Parallel symmetric sparse matrix–vector product on scalar multi-core CPUs

Abstract

We present a massively parallel implementation of symmetric sparse matrix–vector product for modern clusters with scalar multi-core CPUs. Matrices with highly variable structure and density arising from unstructured three-dimensional FEM discretizations of mechanical and diffusion problems are studied. A metric of the effective memory bandwidth is introduced to analyze the impact on performance of a set of simple, well-known optimizations: matrix reordering, manual prefetching, and blocking. A modification to the CRS storage improving the performance on multi-core Opterons is shown. The performance of an entire SMP blade rather than the per-core performance is optimized. Even for the simplest 4 node mechanical element our code utilizes close to 100% of the per-blade available memory bandwidth.
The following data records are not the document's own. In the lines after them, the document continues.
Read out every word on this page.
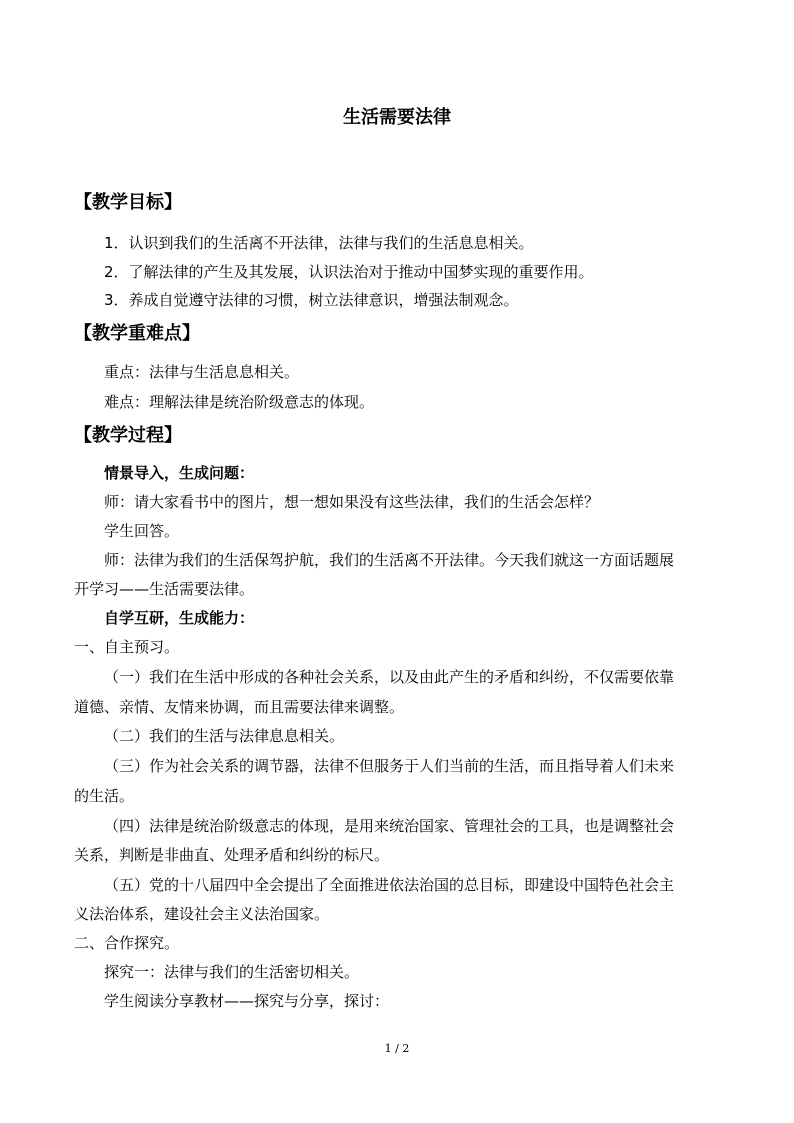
生活需要法律
【教学目标】
1．认识到我们的生活离不开法律，法律与我们的生活息息相关。
2．了解法律的产生及其发展，认识法治对于推动中国梦实现的重要作用。
3．养成自觉遵守法律的习惯，树立法律意识，增强法制观念。
【教学重难点】
重点：法律与生活息息相关。
难点：理解法律是统治阶级意志的体现。
【教学过程】
情景导入，生成问题：
师：请大家看书中的图片，想一想如果没有这些法律，我们的生活会怎样？
学生回答。
师：法律为我们的生活保驾护航，我们的生活离不开法律。今天我们就这一方面话题展
开学习——生活需要法律。
自学互研，生成能力：
一、自主预习。
（一）我们在生活中形成的各种社会关系，以及由此产生的矛盾和纠纷，不仅需要依靠
道德、亲情、友情来协调，而且需要法律来调整。
（二）我们的生活与法律息息相关。
（三）作为社会关系的调节器，法律不但服务于人们当前的生活，而且指导着人们未来
的生活。
（四）法律是统治阶级意志的体现，是用来统治国家、管理社会的工具，也是调整社会
关系，判断是非曲直、处理矛盾和纠纷的标尺。
（五）党的十八届四中全会提出了全面推进依法治国的总目标，即建设中国特色社会主
义法治体系，建设社会主义法治国家。
二、合作探究。
探究一：法律与我们的生活密切相关。
学生阅读分享教材——探究与分享，探讨：
1 / 2
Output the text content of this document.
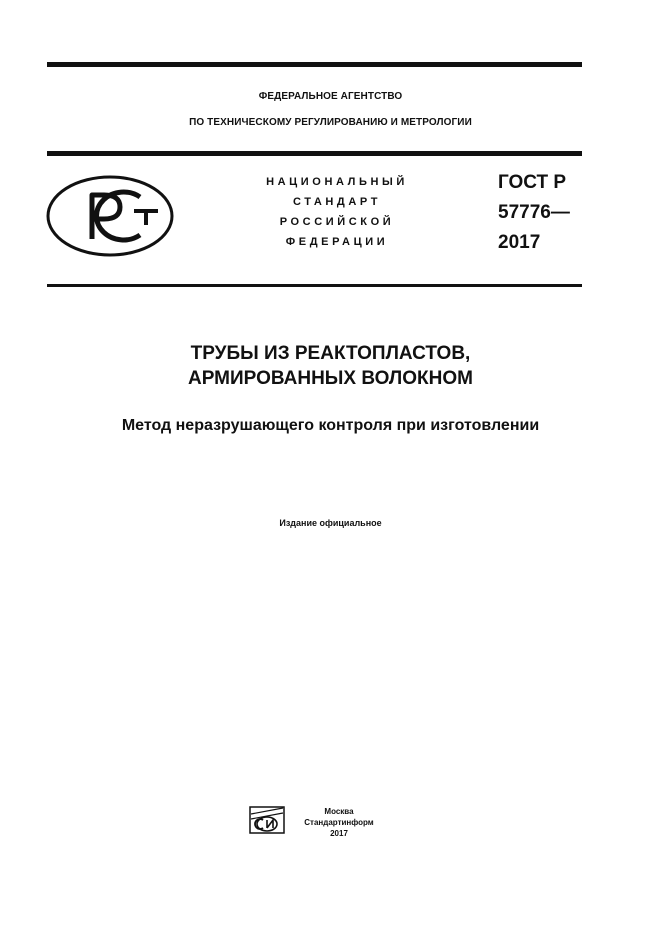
ФЕДЕРАЛЬНОЕ АГЕНТСТВО
ПО ТЕХНИЧЕСКОМУ РЕГУЛИРОВАНИЮ И МЕТРОЛОГИИ
НАЦИОНАЛЬНЫЙ
СТАНДАРТ
РОССИЙСКОЙ
ФЕДЕРАЦИИ
ГОСТ Р
57776—
2017
ТРУБЫ ИЗ РЕАКТОПЛАСТОВ,
АРМИРОВАННЫХ ВОЛОКНОМ
Метод неразрушающего контроля при изготовлении
Издание официальное
Москва
Стандартинформ
2017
We show that reducing the storage requirements for symmetric matrices results in roughly two times speedup. Blocking brings further storage savings and a proportional performance increase. Our results are compared to existing state-of-the-art implementations of SpMV, and to the dense BLAS2 performance. Parallel efficiency on 5400 Opteron cores of the Cray XT4 cluster is around 80–90% for problems with approximately 25 3 mesh nodes per core. For a problem with 820 million degrees of freedom the code runs with a sustained performance of 5.2 TeraFLOPs, over 20% of the theoretical peak.